By Peter André Gjerde
In every grand five-star hotel you want to serve a preferred house Champagne, with the freshness and elegance to match the guests of the hotel, one that may compliment all occasions, from bright mornings to the revelries of late night. Like Lily Bollinger proclaimed in her famous quote: “I drink Champagne when I’m happy and when I’m sad. Sometimes I drink it when I’m alone. When I have company, I consider it obligatory. I trifle with it if I’m not hungry and drink it when I am.
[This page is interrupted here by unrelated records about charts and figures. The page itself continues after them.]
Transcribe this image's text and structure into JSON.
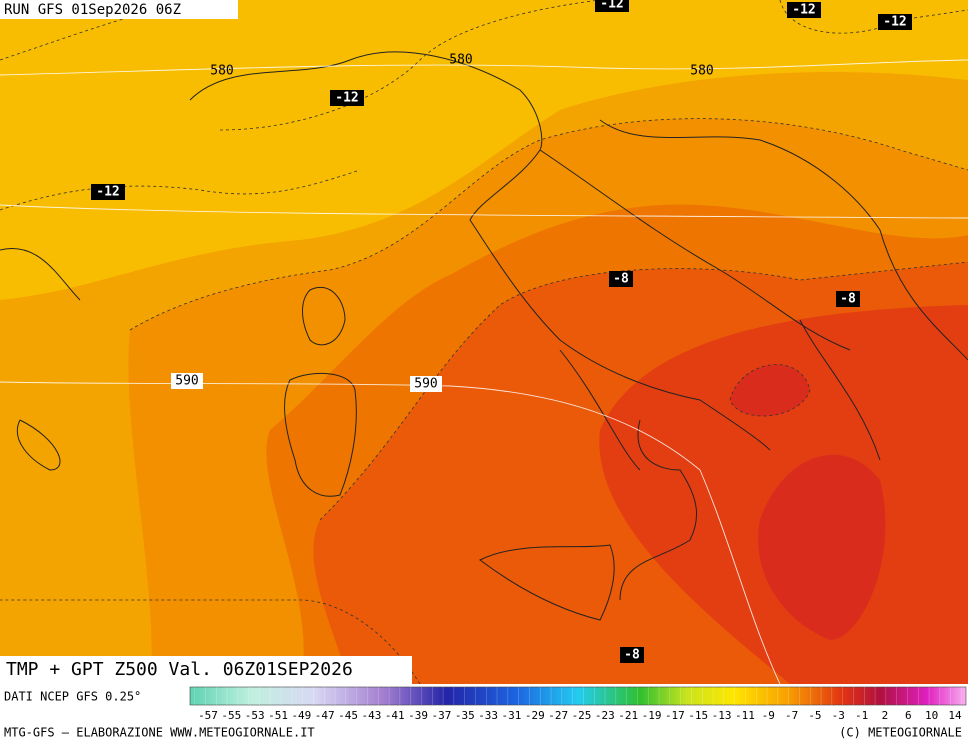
{
  "header": {
    "run": "RUN GFS 01Sep2026 06Z"
  },
  "contour_labels": [
    "-12",
    "-12",
    "-12",
    "580",
    "580",
    "580",
    "-12",
    "-12",
    "-8",
    "-8",
    "590",
    "590",
    "-8"
  ],
  "footer": {
    "caption": "TMP + GPT Z500 Val. 06Z01SEP2026",
    "source": "DATI NCEP GFS 0.25°",
    "credit": "MTG-GFS — ELABORAZIONE WWW.METEOGIORNALE.IT",
    "copyright": "(C) METEOGIORNALE"
  },
  "colorbar": {
    "labels": [
      -57,
      -55,
      -53,
      -51,
      -49,
      -47,
      -45,
      -43,
      -41,
      -39,
      -37,
      -35,
      -33,
      -31,
      -29,
      -27,
      -25,
      -23,
      -21,
      -19,
      -17,
      -15,
      -13,
      -11,
      -9,
      -7,
      -5,
      -3,
      -1,
      2,
      6,
      10,
      14
    ]
  }
}
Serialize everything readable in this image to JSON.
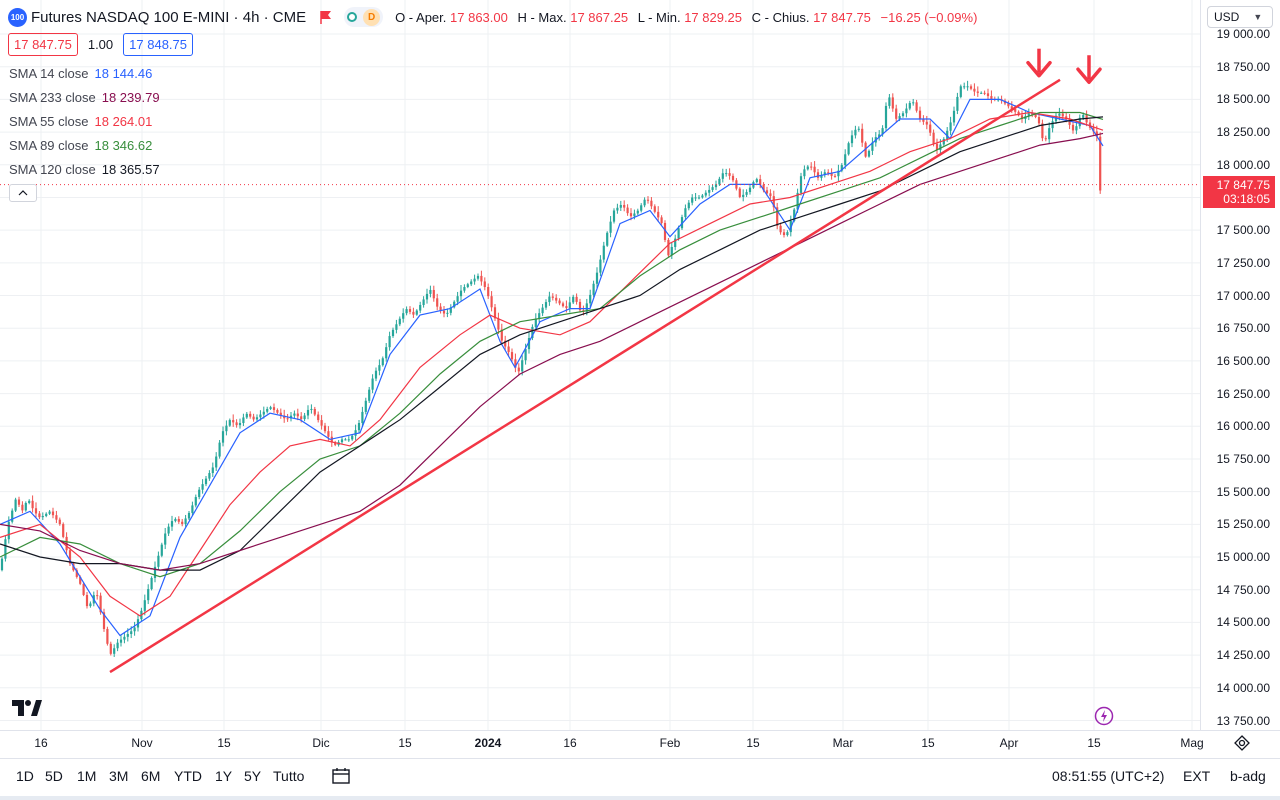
{
  "header": {
    "logo_text": "100",
    "title": "Futures NASDAQ 100 E-MINI · 4h · CME",
    "badge_d": "D",
    "ohlc": {
      "open_label": "O - Aper.",
      "open": "17 863.00",
      "high_label": "H - Max.",
      "high": "17 867.25",
      "low_label": "L - Min.",
      "low": "17 829.25",
      "close_label": "C - Chius.",
      "close": "17 847.75",
      "change": "−16.25 (−0.09%)"
    }
  },
  "price_boxes": {
    "bid": "17 847.75",
    "spread": "1.00",
    "ask": "17 848.75"
  },
  "legend": [
    {
      "name": "SMA 14 close",
      "value": "18 144.46",
      "color": "#2962ff"
    },
    {
      "name": "SMA 233 close",
      "value": "18 239.79",
      "color": "#880e4f"
    },
    {
      "name": "SMA 55 close",
      "value": "18 264.01",
      "color": "#f23645"
    },
    {
      "name": "SMA 89 close",
      "value": "18 346.62",
      "color": "#388e3c"
    },
    {
      "name": "SMA 120 close",
      "value": "18 365.57",
      "color": "#131722"
    }
  ],
  "currency": "USD",
  "last_price": {
    "price": "17 847.75",
    "countdown": "03:18:05"
  },
  "y_ticks": [
    "19 000.00",
    "18 750.00",
    "18 500.00",
    "18 250.00",
    "18 000.00",
    "17 750.00",
    "17 500.00",
    "17 250.00",
    "17 000.00",
    "16 750.00",
    "16 500.00",
    "16 250.00",
    "16 000.00",
    "15 750.00",
    "15 500.00",
    "15 250.00",
    "15 000.00",
    "14 750.00",
    "14 500.00",
    "14 250.00",
    "14 000.00",
    "13 750.00"
  ],
  "x_ticks": [
    {
      "label": "16",
      "bold": false
    },
    {
      "label": "Nov",
      "bold": false
    },
    {
      "label": "15",
      "bold": false
    },
    {
      "label": "Dic",
      "bold": false
    },
    {
      "label": "15",
      "bold": false
    },
    {
      "label": "2024",
      "bold": true
    },
    {
      "label": "16",
      "bold": false
    },
    {
      "label": "Feb",
      "bold": false
    },
    {
      "label": "15",
      "bold": false
    },
    {
      "label": "Mar",
      "bold": false
    },
    {
      "label": "15",
      "bold": false
    },
    {
      "label": "Apr",
      "bold": false
    },
    {
      "label": "15",
      "bold": false
    },
    {
      "label": "Mag",
      "bold": false
    }
  ],
  "ranges": [
    "1D",
    "5D",
    "1M",
    "3M",
    "6M",
    "YTD",
    "1Y",
    "5Y",
    "Tutto"
  ],
  "footer": {
    "time": "08:51:55 (UTC+2)",
    "ext": "EXT",
    "badj": "b-adg"
  },
  "chart_data": {
    "type": "candlestick",
    "title": "Futures NASDAQ 100 E-MINI · 4h · CME",
    "ylim": [
      13750,
      19000
    ],
    "price_path": [
      [
        0,
        14900
      ],
      [
        8,
        15250
      ],
      [
        16,
        15450
      ],
      [
        22,
        15350
      ],
      [
        28,
        15450
      ],
      [
        34,
        15350
      ],
      [
        40,
        15300
      ],
      [
        50,
        15350
      ],
      [
        60,
        15250
      ],
      [
        70,
        14950
      ],
      [
        80,
        14800
      ],
      [
        88,
        14600
      ],
      [
        96,
        14750
      ],
      [
        104,
        14450
      ],
      [
        110,
        14250
      ],
      [
        118,
        14350
      ],
      [
        126,
        14400
      ],
      [
        134,
        14450
      ],
      [
        142,
        14600
      ],
      [
        150,
        14800
      ],
      [
        158,
        15000
      ],
      [
        166,
        15200
      ],
      [
        174,
        15300
      ],
      [
        182,
        15250
      ],
      [
        190,
        15350
      ],
      [
        198,
        15500
      ],
      [
        206,
        15600
      ],
      [
        214,
        15700
      ],
      [
        222,
        15950
      ],
      [
        230,
        16050
      ],
      [
        238,
        16000
      ],
      [
        246,
        16100
      ],
      [
        254,
        16050
      ],
      [
        262,
        16100
      ],
      [
        270,
        16150
      ],
      [
        278,
        16100
      ],
      [
        286,
        16050
      ],
      [
        294,
        16100
      ],
      [
        302,
        16050
      ],
      [
        310,
        16150
      ],
      [
        318,
        16050
      ],
      [
        326,
        15950
      ],
      [
        334,
        15850
      ],
      [
        342,
        15900
      ],
      [
        350,
        15900
      ],
      [
        358,
        16000
      ],
      [
        366,
        16200
      ],
      [
        374,
        16400
      ],
      [
        382,
        16500
      ],
      [
        390,
        16700
      ],
      [
        398,
        16800
      ],
      [
        406,
        16900
      ],
      [
        414,
        16850
      ],
      [
        422,
        16950
      ],
      [
        430,
        17050
      ],
      [
        438,
        16900
      ],
      [
        446,
        16850
      ],
      [
        454,
        16950
      ],
      [
        462,
        17050
      ],
      [
        470,
        17100
      ],
      [
        478,
        17150
      ],
      [
        486,
        17050
      ],
      [
        494,
        16850
      ],
      [
        502,
        16650
      ],
      [
        510,
        16550
      ],
      [
        518,
        16400
      ],
      [
        526,
        16600
      ],
      [
        534,
        16800
      ],
      [
        542,
        16900
      ],
      [
        550,
        17000
      ],
      [
        558,
        16950
      ],
      [
        566,
        16900
      ],
      [
        574,
        17000
      ],
      [
        582,
        16850
      ],
      [
        590,
        17000
      ],
      [
        598,
        17200
      ],
      [
        606,
        17450
      ],
      [
        614,
        17650
      ],
      [
        622,
        17700
      ],
      [
        630,
        17600
      ],
      [
        638,
        17650
      ],
      [
        646,
        17750
      ],
      [
        654,
        17650
      ],
      [
        662,
        17550
      ],
      [
        668,
        17300
      ],
      [
        676,
        17450
      ],
      [
        684,
        17650
      ],
      [
        692,
        17750
      ],
      [
        700,
        17750
      ],
      [
        708,
        17800
      ],
      [
        716,
        17850
      ],
      [
        724,
        17950
      ],
      [
        732,
        17900
      ],
      [
        740,
        17750
      ],
      [
        748,
        17800
      ],
      [
        756,
        17900
      ],
      [
        764,
        17800
      ],
      [
        772,
        17750
      ],
      [
        778,
        17500
      ],
      [
        786,
        17450
      ],
      [
        794,
        17650
      ],
      [
        802,
        17950
      ],
      [
        810,
        18000
      ],
      [
        818,
        17900
      ],
      [
        826,
        17950
      ],
      [
        834,
        17900
      ],
      [
        842,
        18000
      ],
      [
        850,
        18200
      ],
      [
        858,
        18300
      ],
      [
        866,
        18050
      ],
      [
        874,
        18200
      ],
      [
        882,
        18250
      ],
      [
        888,
        18550
      ],
      [
        896,
        18350
      ],
      [
        904,
        18400
      ],
      [
        912,
        18500
      ],
      [
        920,
        18350
      ],
      [
        928,
        18300
      ],
      [
        936,
        18100
      ],
      [
        944,
        18200
      ],
      [
        952,
        18350
      ],
      [
        960,
        18600
      ],
      [
        968,
        18600
      ],
      [
        976,
        18550
      ],
      [
        984,
        18550
      ],
      [
        992,
        18500
      ],
      [
        1000,
        18500
      ],
      [
        1008,
        18450
      ],
      [
        1016,
        18400
      ],
      [
        1022,
        18350
      ],
      [
        1030,
        18400
      ],
      [
        1038,
        18350
      ],
      [
        1044,
        18150
      ],
      [
        1050,
        18300
      ],
      [
        1058,
        18400
      ],
      [
        1066,
        18350
      ],
      [
        1074,
        18250
      ],
      [
        1082,
        18400
      ],
      [
        1088,
        18300
      ],
      [
        1094,
        18250
      ],
      [
        1098,
        18200
      ],
      [
        1100,
        17800
      ],
      [
        1103,
        17848
      ]
    ],
    "series": [
      {
        "name": "SMA 14 close",
        "color": "#2962ff",
        "points": [
          [
            0,
            15250
          ],
          [
            30,
            15350
          ],
          [
            60,
            15100
          ],
          [
            100,
            14600
          ],
          [
            120,
            14400
          ],
          [
            150,
            14550
          ],
          [
            180,
            15150
          ],
          [
            210,
            15550
          ],
          [
            240,
            15950
          ],
          [
            270,
            16100
          ],
          [
            300,
            16050
          ],
          [
            330,
            15900
          ],
          [
            360,
            15950
          ],
          [
            390,
            16550
          ],
          [
            420,
            16850
          ],
          [
            450,
            16900
          ],
          [
            480,
            17050
          ],
          [
            500,
            16650
          ],
          [
            515,
            16450
          ],
          [
            540,
            16800
          ],
          [
            570,
            16900
          ],
          [
            590,
            16900
          ],
          [
            620,
            17550
          ],
          [
            650,
            17650
          ],
          [
            670,
            17450
          ],
          [
            700,
            17700
          ],
          [
            730,
            17850
          ],
          [
            760,
            17850
          ],
          [
            790,
            17500
          ],
          [
            810,
            17900
          ],
          [
            840,
            17950
          ],
          [
            870,
            18150
          ],
          [
            900,
            18350
          ],
          [
            930,
            18350
          ],
          [
            950,
            18200
          ],
          [
            970,
            18500
          ],
          [
            1000,
            18500
          ],
          [
            1030,
            18400
          ],
          [
            1060,
            18350
          ],
          [
            1090,
            18300
          ],
          [
            1103,
            18144
          ]
        ]
      },
      {
        "name": "SMA 55 close",
        "color": "#f23645",
        "points": [
          [
            0,
            15150
          ],
          [
            40,
            15250
          ],
          [
            80,
            15000
          ],
          [
            110,
            14700
          ],
          [
            140,
            14550
          ],
          [
            170,
            14700
          ],
          [
            200,
            15050
          ],
          [
            230,
            15400
          ],
          [
            260,
            15650
          ],
          [
            290,
            15850
          ],
          [
            320,
            15900
          ],
          [
            350,
            15850
          ],
          [
            380,
            16050
          ],
          [
            420,
            16450
          ],
          [
            460,
            16700
          ],
          [
            490,
            16850
          ],
          [
            520,
            16750
          ],
          [
            560,
            16700
          ],
          [
            590,
            16800
          ],
          [
            630,
            17100
          ],
          [
            670,
            17400
          ],
          [
            710,
            17550
          ],
          [
            750,
            17700
          ],
          [
            790,
            17750
          ],
          [
            830,
            17850
          ],
          [
            870,
            17950
          ],
          [
            910,
            18100
          ],
          [
            950,
            18200
          ],
          [
            990,
            18350
          ],
          [
            1030,
            18400
          ],
          [
            1070,
            18350
          ],
          [
            1103,
            18264
          ]
        ]
      },
      {
        "name": "SMA 89 close",
        "color": "#388e3c",
        "points": [
          [
            0,
            15000
          ],
          [
            40,
            15150
          ],
          [
            80,
            15100
          ],
          [
            120,
            14950
          ],
          [
            160,
            14850
          ],
          [
            200,
            14950
          ],
          [
            240,
            15200
          ],
          [
            280,
            15500
          ],
          [
            320,
            15750
          ],
          [
            360,
            15850
          ],
          [
            400,
            16100
          ],
          [
            440,
            16400
          ],
          [
            480,
            16650
          ],
          [
            520,
            16800
          ],
          [
            560,
            16850
          ],
          [
            600,
            16900
          ],
          [
            640,
            17150
          ],
          [
            680,
            17350
          ],
          [
            720,
            17500
          ],
          [
            760,
            17600
          ],
          [
            800,
            17700
          ],
          [
            840,
            17800
          ],
          [
            880,
            17900
          ],
          [
            920,
            18050
          ],
          [
            960,
            18200
          ],
          [
            1000,
            18300
          ],
          [
            1040,
            18400
          ],
          [
            1080,
            18400
          ],
          [
            1103,
            18347
          ]
        ]
      },
      {
        "name": "SMA 120 close",
        "color": "#131722",
        "points": [
          [
            0,
            15100
          ],
          [
            40,
            15000
          ],
          [
            80,
            14950
          ],
          [
            120,
            14950
          ],
          [
            160,
            14900
          ],
          [
            200,
            14900
          ],
          [
            240,
            15050
          ],
          [
            280,
            15350
          ],
          [
            320,
            15650
          ],
          [
            360,
            15850
          ],
          [
            400,
            16050
          ],
          [
            440,
            16300
          ],
          [
            480,
            16550
          ],
          [
            520,
            16700
          ],
          [
            560,
            16800
          ],
          [
            600,
            16900
          ],
          [
            640,
            17000
          ],
          [
            680,
            17200
          ],
          [
            720,
            17350
          ],
          [
            760,
            17500
          ],
          [
            800,
            17600
          ],
          [
            840,
            17700
          ],
          [
            880,
            17800
          ],
          [
            920,
            17950
          ],
          [
            960,
            18100
          ],
          [
            1000,
            18200
          ],
          [
            1040,
            18300
          ],
          [
            1080,
            18350
          ],
          [
            1103,
            18366
          ]
        ]
      },
      {
        "name": "SMA 233 close",
        "color": "#880e4f",
        "points": [
          [
            0,
            15250
          ],
          [
            40,
            15200
          ],
          [
            80,
            15050
          ],
          [
            120,
            14950
          ],
          [
            160,
            14900
          ],
          [
            200,
            14950
          ],
          [
            240,
            15050
          ],
          [
            280,
            15150
          ],
          [
            320,
            15250
          ],
          [
            360,
            15350
          ],
          [
            400,
            15550
          ],
          [
            440,
            15850
          ],
          [
            480,
            16150
          ],
          [
            520,
            16400
          ],
          [
            560,
            16550
          ],
          [
            600,
            16650
          ],
          [
            640,
            16800
          ],
          [
            680,
            16950
          ],
          [
            720,
            17100
          ],
          [
            760,
            17250
          ],
          [
            800,
            17400
          ],
          [
            840,
            17550
          ],
          [
            880,
            17700
          ],
          [
            920,
            17850
          ],
          [
            960,
            17950
          ],
          [
            1000,
            18050
          ],
          [
            1040,
            18150
          ],
          [
            1080,
            18200
          ],
          [
            1103,
            18240
          ]
        ]
      }
    ],
    "trendline": {
      "color": "#f23645",
      "from": [
        110,
        14120
      ],
      "to": [
        1060,
        18650
      ]
    },
    "arrows": [
      {
        "x": 1039,
        "y": 18750
      },
      {
        "x": 1089,
        "y": 18700
      }
    ]
  }
}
Otherwise, I never touch it – unless I’m thirsty.”
Going through the archives of old menus from the Britannia Hotel, we found a menu from 1898 where Champagne from Maison Ayala was served as an aperitif. A small family owned heritage Champagne house opened in 1860, Maison Ayala was one of most popular Champagnes in the United Kingdom around the time the Britannia Hotel opened and stayed in favour into the first decades of the 19thcentury. Receiving a Royal Warrant in 1908 after the coronation of King Edward VII, legend has it that the King liked to start his day with a flute of Ayala Champagne. And for that, we don’t judge him!
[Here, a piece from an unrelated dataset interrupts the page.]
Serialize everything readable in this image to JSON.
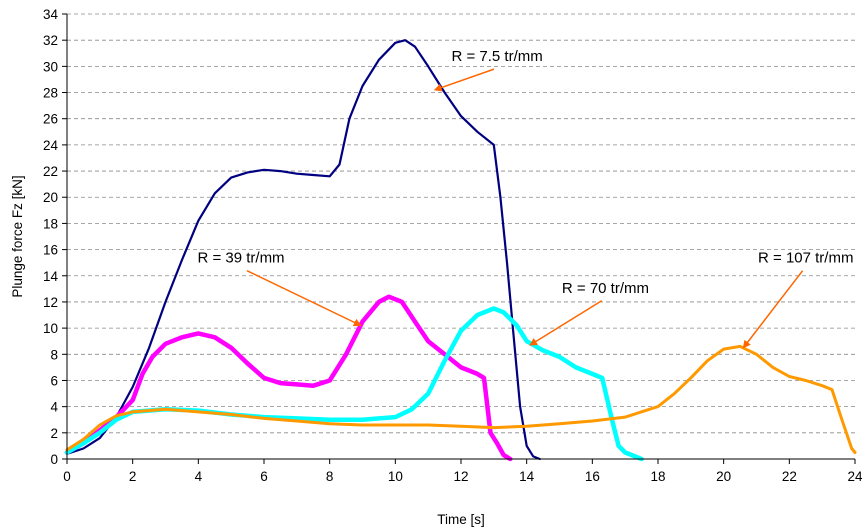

Maison Ayala 1860 and Britannia 1870 are heritage institutions alike and are now both entering a period of refreshment and revival. To celebrate the reopening of the Britannia Hotel in 2019, Maison Ayala and cellar master Caroline Latrive are partnering with the Hotel to offer a special cuvee to guests. A fresh and elegant blend consisting of 40% Chardonnay, 40% Pinot Noir and 20% Pinot Meunier varietals, the result is an entertainment for the palette of floral citrus, pepper plum and toasted brioche.